In the present study, we used three types of biological age assessment (BA by PCA, and BAE and BAEC by KDM). The distribution of BA (by PCA) was generally good, although the minimum value was lower than zero in patients with a CA of 20–39 years. By contrast, BAE and BAEC (by KDM) showed an extremely wide distribution, ranging from − 66.21 to 202.17 and − 44.94 to 178.58, respectively. Furthermore, for the distribution of BAE and BAEC in each CA category, only a BAEC of ≥75 years showed a minimum value over zero. Of note, BAE and BAEC showed a high predictive capability for all-cause and cardiovascular death in patients with a CA of 60–74 years. Thus, despite their wide distribution, BAE and BAEC may be useful for predicting all-cause and cardiovascular death in patients with a CA 60–74 years.
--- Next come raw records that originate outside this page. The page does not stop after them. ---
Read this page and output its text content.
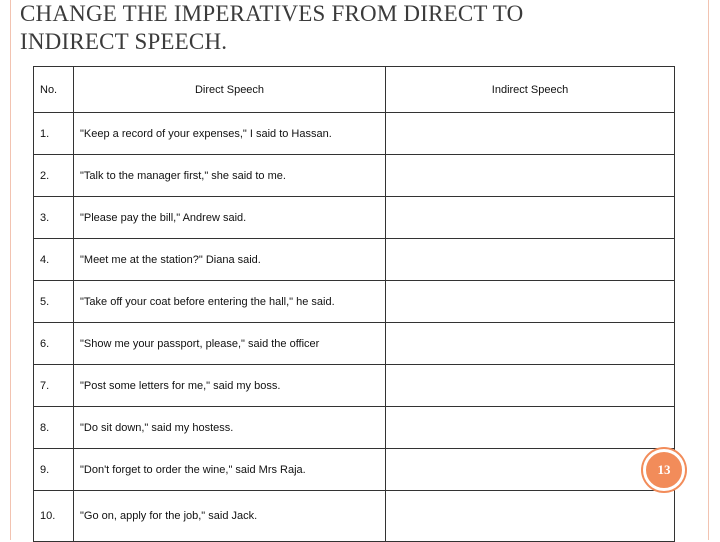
CHANGE THE IMPERATIVES FROM DIRECT TO
INDIRECT SPEECH.
No.	Direct Speech	Indirect Speech
1.	"Keep a record of your expenses," I said to Hassan.	
2.	"Talk to the manager first," she said to me.	
3.	"Please pay the bill," Andrew said.	
4.	"Meet me at the station?" Diana said.	
5.	"Take off your coat before entering the hall," he said.	
6.	"Show me your passport, please," said the officer	
7.	"Post some letters for me," said my boss.	
8.	"Do sit down," said my hostess.	
9.	"Don't forget to order the wine," said Mrs Raja.	
10.	"Go on, apply for the job," said Jack.	
13
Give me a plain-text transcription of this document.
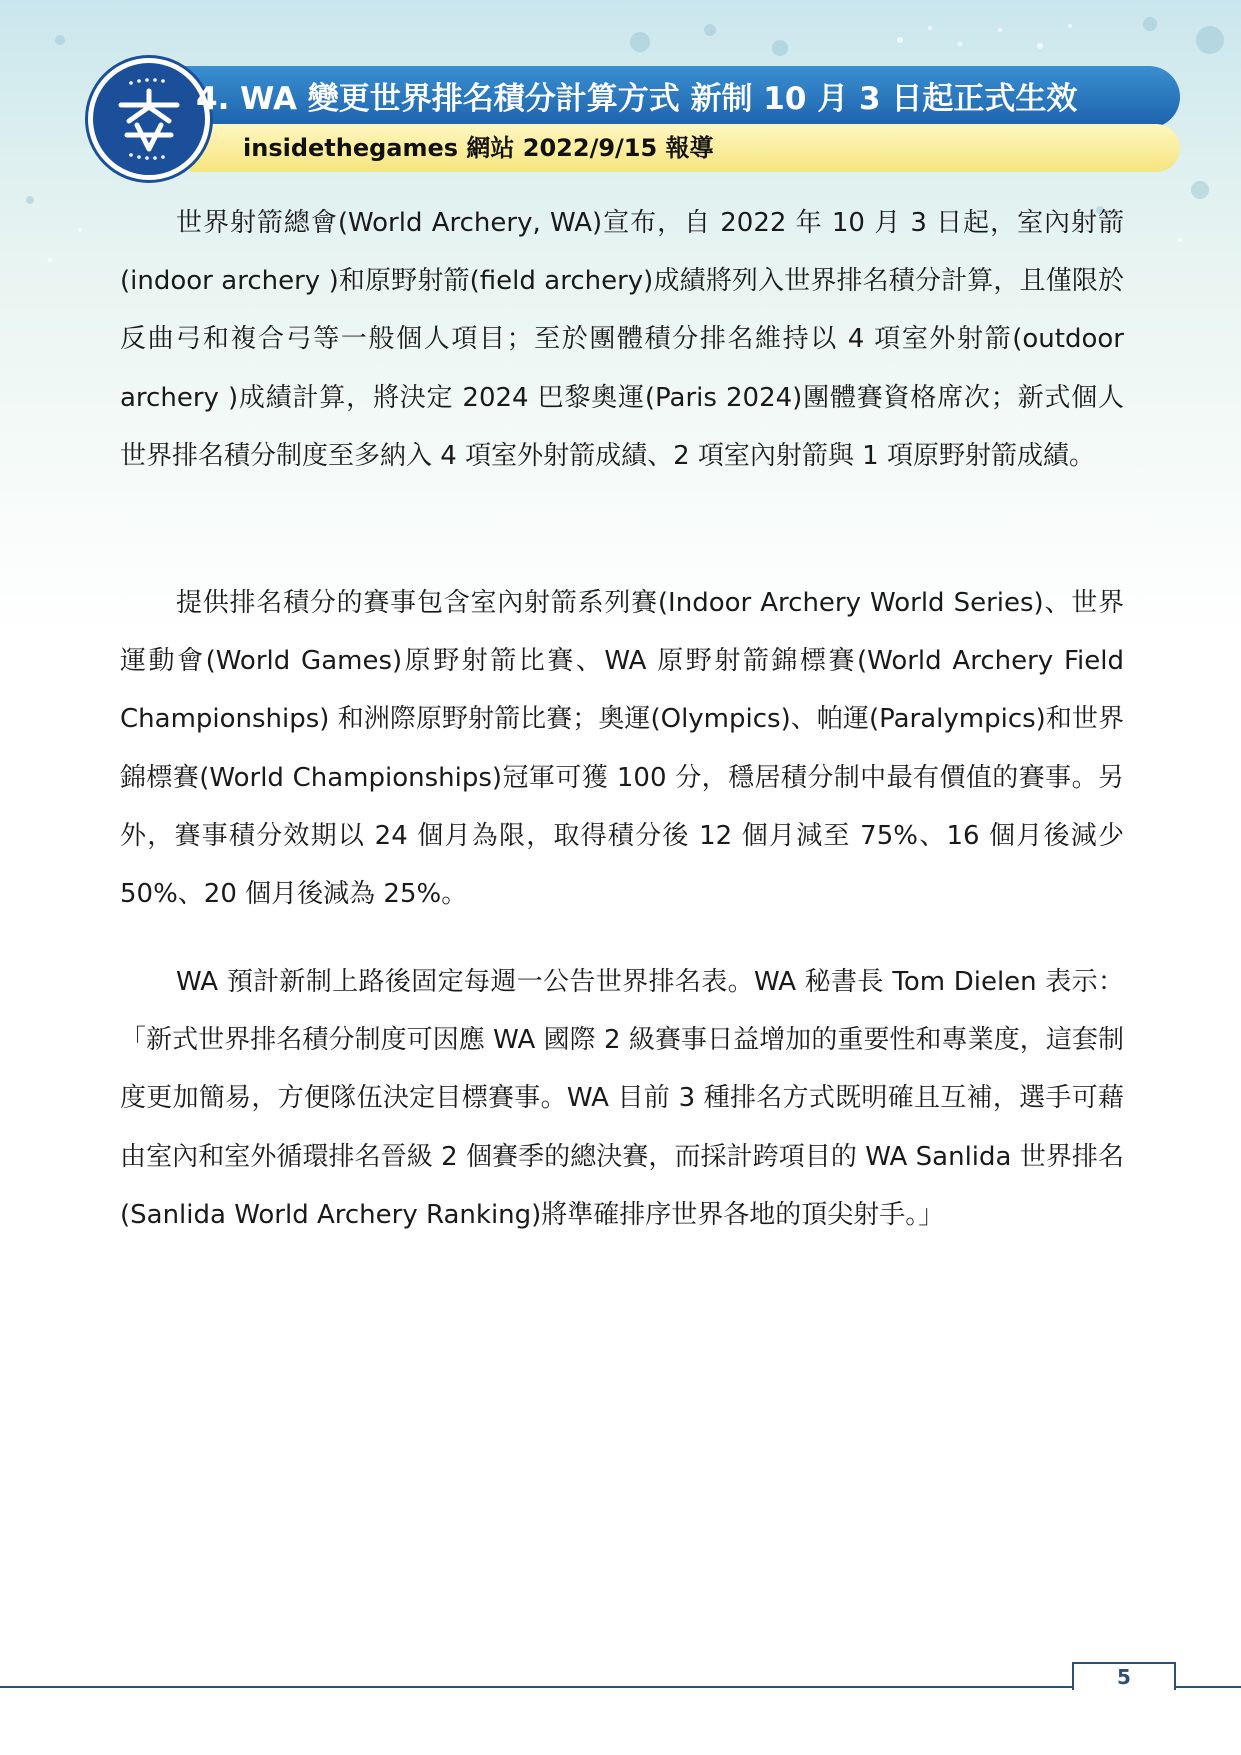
4. WA 變更世界排名積分計算方式 新制 10 月 3 日起正式生效
insidethegames 網站 2022/9/15 報導

世界射箭總會(World Archery, WA)宣布，自 2022 年 10 月 3 日起，室內射箭(indoor archery )和原野射箭(field archery)成績將列入世界排名積分計算，且僅限於反曲弓和複合弓等一般個人項目；至於團體積分排名維持以 4 項室外射箭(outdoor archery )成績計算，將決定 2024 巴黎奧運(Paris 2024)團體賽資格席次；新式個人世界排名積分制度至多納入 4 項室外射箭成績、2 項室內射箭與 1 項原野射箭成績。

提供排名積分的賽事包含室內射箭系列賽(Indoor Archery World Series)、世界運動會(World Games)原野射箭比賽、WA 原野射箭錦標賽(World Archery Field Championships) 和洲際原野射箭比賽；奧運(Olympics)、帕運(Paralympics)和世界錦標賽(World Championships)冠軍可獲 100 分，穩居積分制中最有價值的賽事。另外，賽事積分效期以 24 個月為限，取得積分後 12 個月減至 75%、16 個月後減少 50%、20 個月後減為 25%。

WA 預計新制上路後固定每週一公告世界排名表。WA 秘書長 Tom Dielen 表示：「新式世界排名積分制度可因應 WA 國際 2 級賽事日益增加的重要性和專業度，這套制度更加簡易，方便隊伍決定目標賽事。WA 目前 3 種排名方式既明確且互補，選手可藉由室內和室外循環排名晉級 2 個賽季的總決賽，而採計跨項目的 WA Sanlida 世界排名(Sanlida World Archery Ranking)將準確排序世界各地的頂尖射手。」

5
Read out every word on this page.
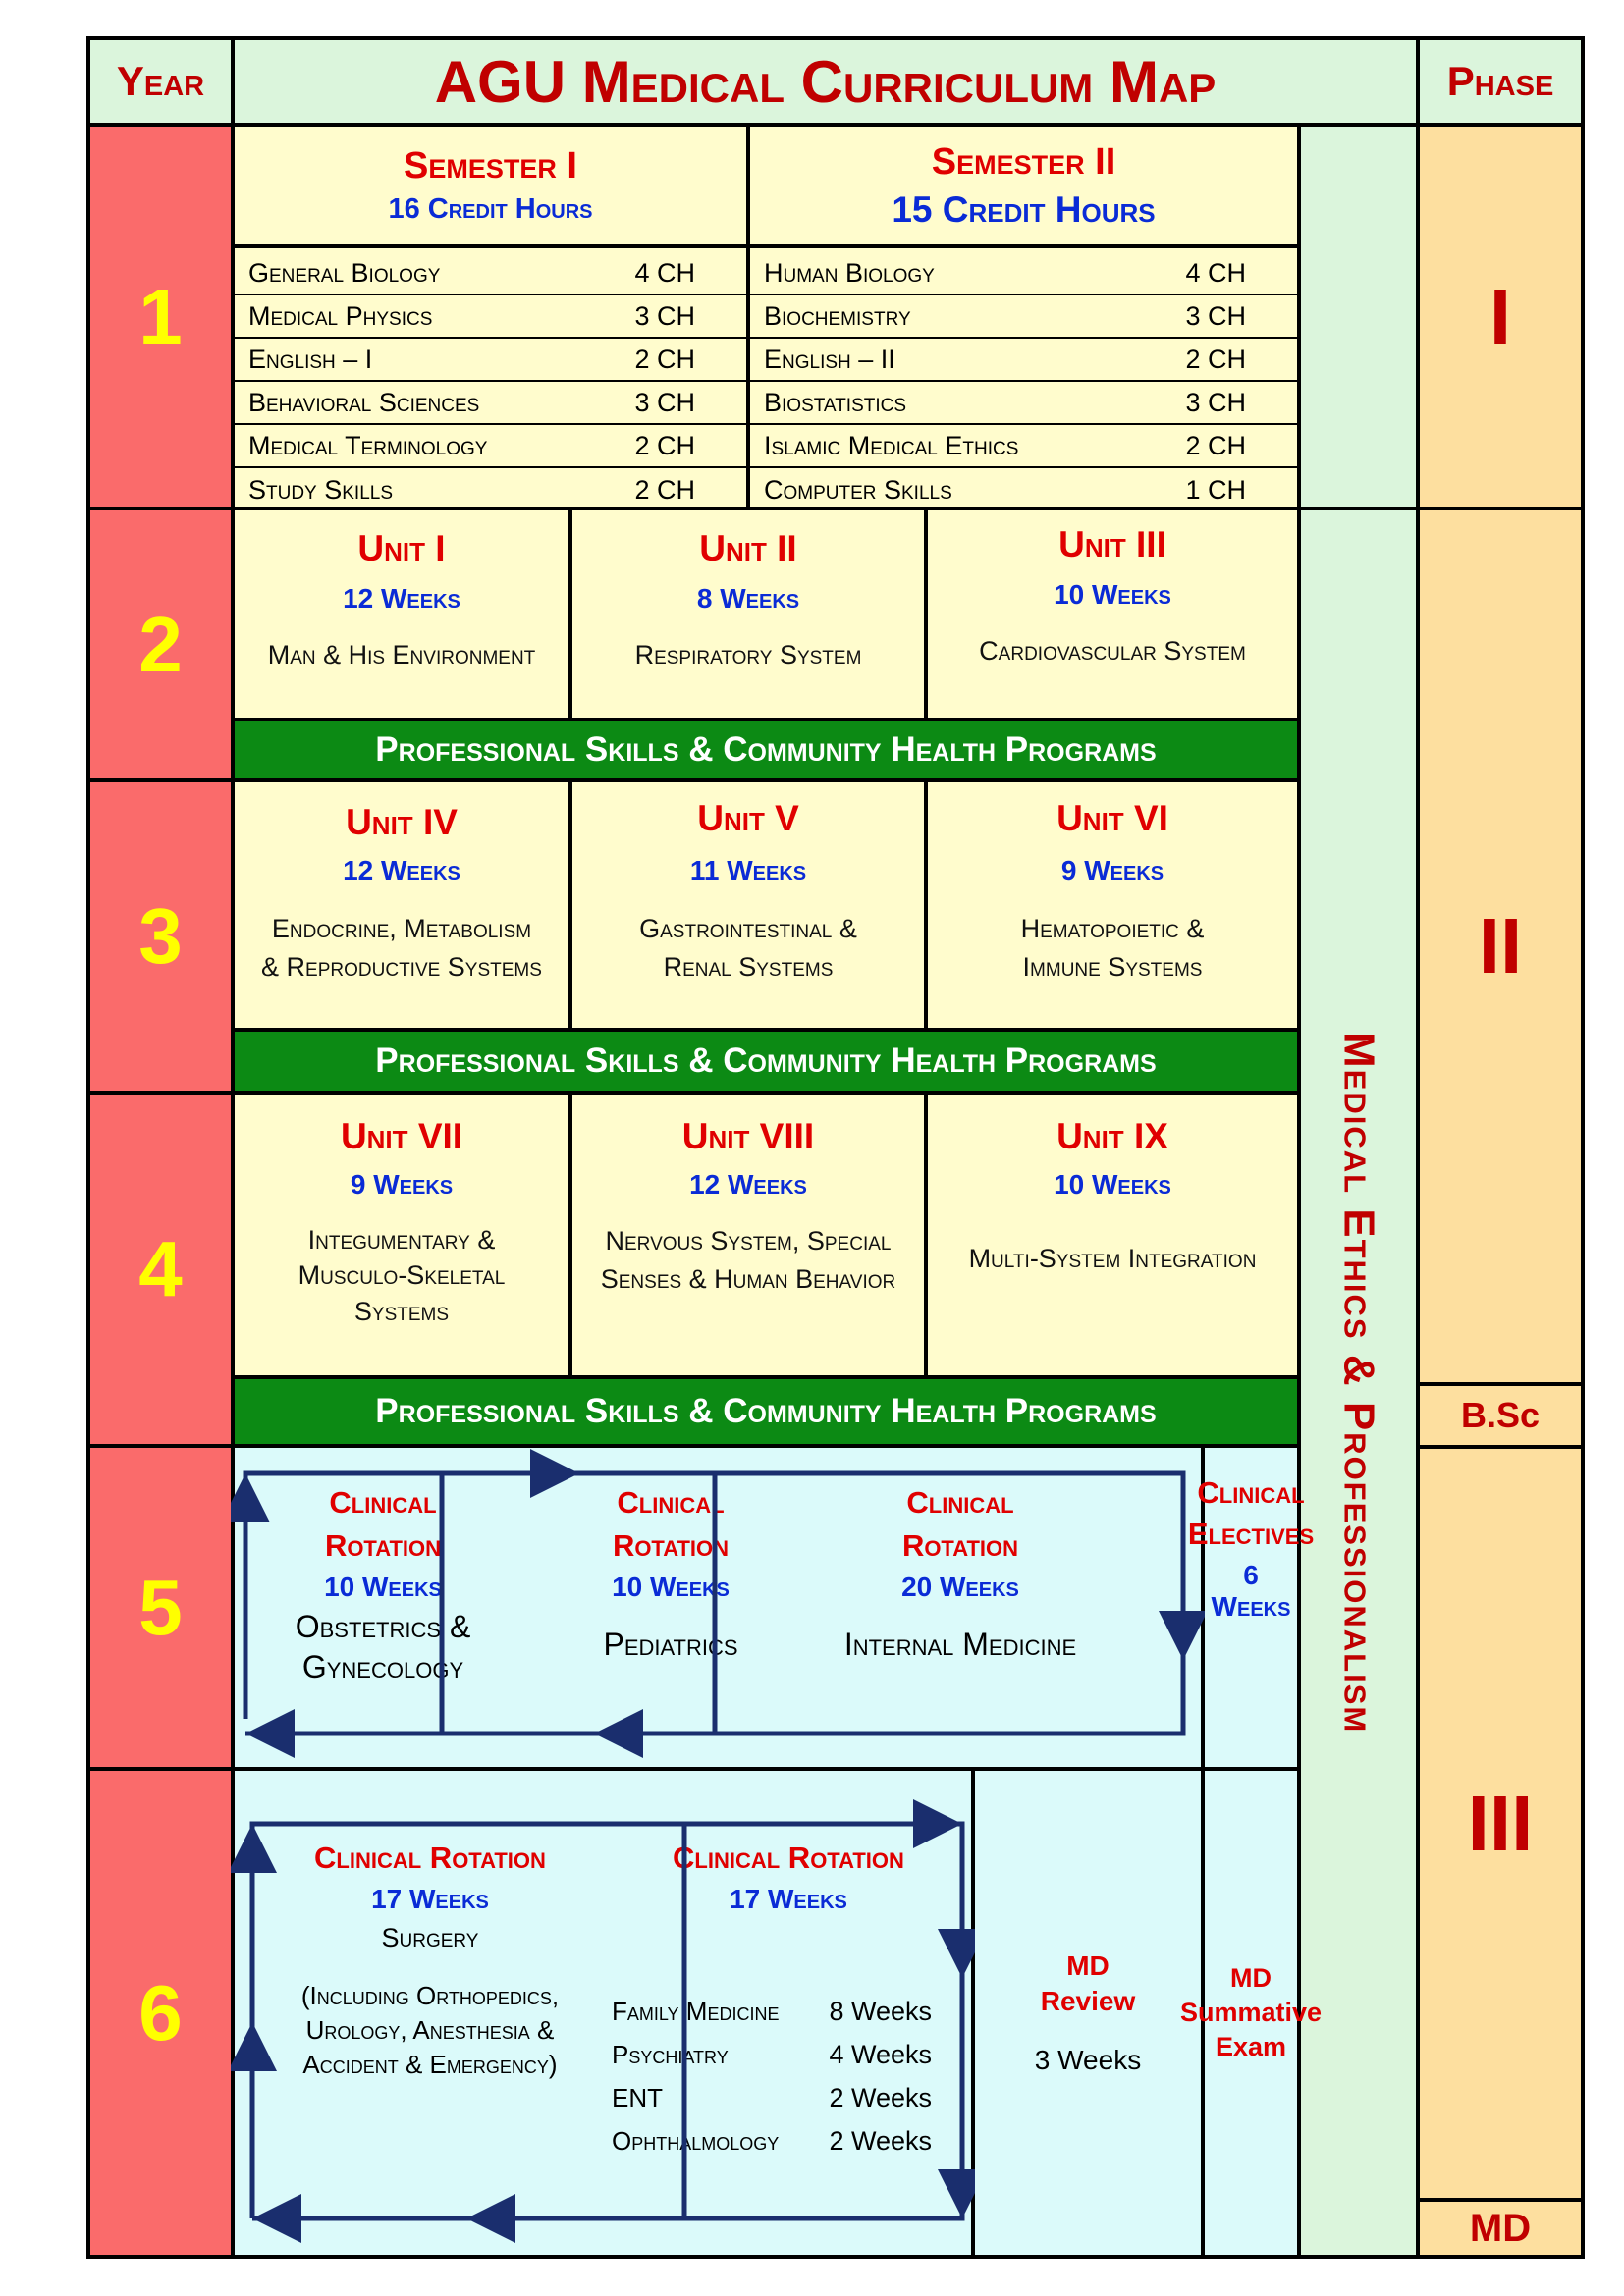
Year	AGU Medical Curriculum Map	Phase
1
2
3
4
5
6
I
II
B.Sc
III
MD
Medical Ethics & Professionalism
Semester I
16 Credit Hours
Semester II
15 Credit Hours
General Biology	4 CH
Medical Physics	3 CH
English – I	2 CH
Behavioral Sciences	3 CH
Medical Terminology	2 CH
Study Skills	2 CH
Human Biology	4 CH
Biochemistry	3 CH
English – II	2 CH
Biostatistics	3 CH
Islamic Medical Ethics	2 CH
Computer Skills	1 CH
Unit I
12 Weeks
Man & His Environment
Unit II
8 Weeks
Respiratory System
Unit III
10 Weeks
Cardiovascular System
Professional Skills & Community Health Programs
Unit IV
12 Weeks
Endocrine, Metabolism
& Reproductive Systems
Unit V
11 Weeks
Gastrointestinal &
Renal Systems
Unit VI
9 Weeks
Hematopoietic &
Immune Systems
Professional Skills & Community Health Programs
Unit VII
9 Weeks
Integumentary &
Musculo-Skeletal
Systems
Unit VIII
12 Weeks
Nervous System, Special
Senses & Human Behavior
Unit IX
10 Weeks
Multi-System Integration
Professional Skills & Community Health Programs
Clinical
Electives
6 Weeks
Clinical
Rotation
10 Weeks
Obstetrics &
Gynecology
Clinical
Rotation
10 Weeks
Pediatrics
Clinical
Rotation
20 Weeks
Internal Medicine
MD
Review
3 Weeks
MD
Summative
Exam
Clinical Rotation
17 Weeks
Surgery
(Including Orthopedics,
Urology, Anesthesia &
Accident & Emergency)
Clinical Rotation
17 Weeks
Family Medicine 8 Weeks
Psychiatry	4 Weeks
ENT	2 Weeks
Ophthalmology 2 Weeks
The cost-effectiveness and non-invasive nature are major advantages of using ECG to assess biological age. We found that biological age by ECG is particularly useful for discriminating high or low risk for mortality in patients aged 60–74 years old and in discriminating the risk for cardiovascular death in patients aged ≥75 years old. Our data confirm that biological age by ECG provides an indicator of ‘heart age’. Furthermore, we provide new evidence that the predictive capability of biological age by ECG varies according to age categories.

Limitations

There were several limitations of this study. First, all participants were patients who visited a cardiovascular hospital in an urban area. Although we analyzed the patients without structural heart diseases, they have some reasons to visit a cardiology specialized hospital, including, at least, mild symptoms or minor ECG abnormalities. Therefore, our data should be carefully interpreted and are not easily extrapolated to general populations. Second, we used the ECG parameters provided by a commercial ECG machine (GE Healthcare). Given that the approaches or algorithms used to measure the ECG waves may differ between machines from different manufacturers, revalidation with other ECG machines may be necessary. Finally, patients’ characteristics such as cardiac anatomical information, comorbidities, concomitant medications, and frailty were not included in our models.

Conclusion

We developed a prediction model for biological age using 12-lead ECG parameters in patients without structural heart diseases. This model showed a similar predictive capability to CA for all-cause death and cardiovascular death among total patients, but partially showed a significant increase in the predictive capability among patients aged 60–74 years old.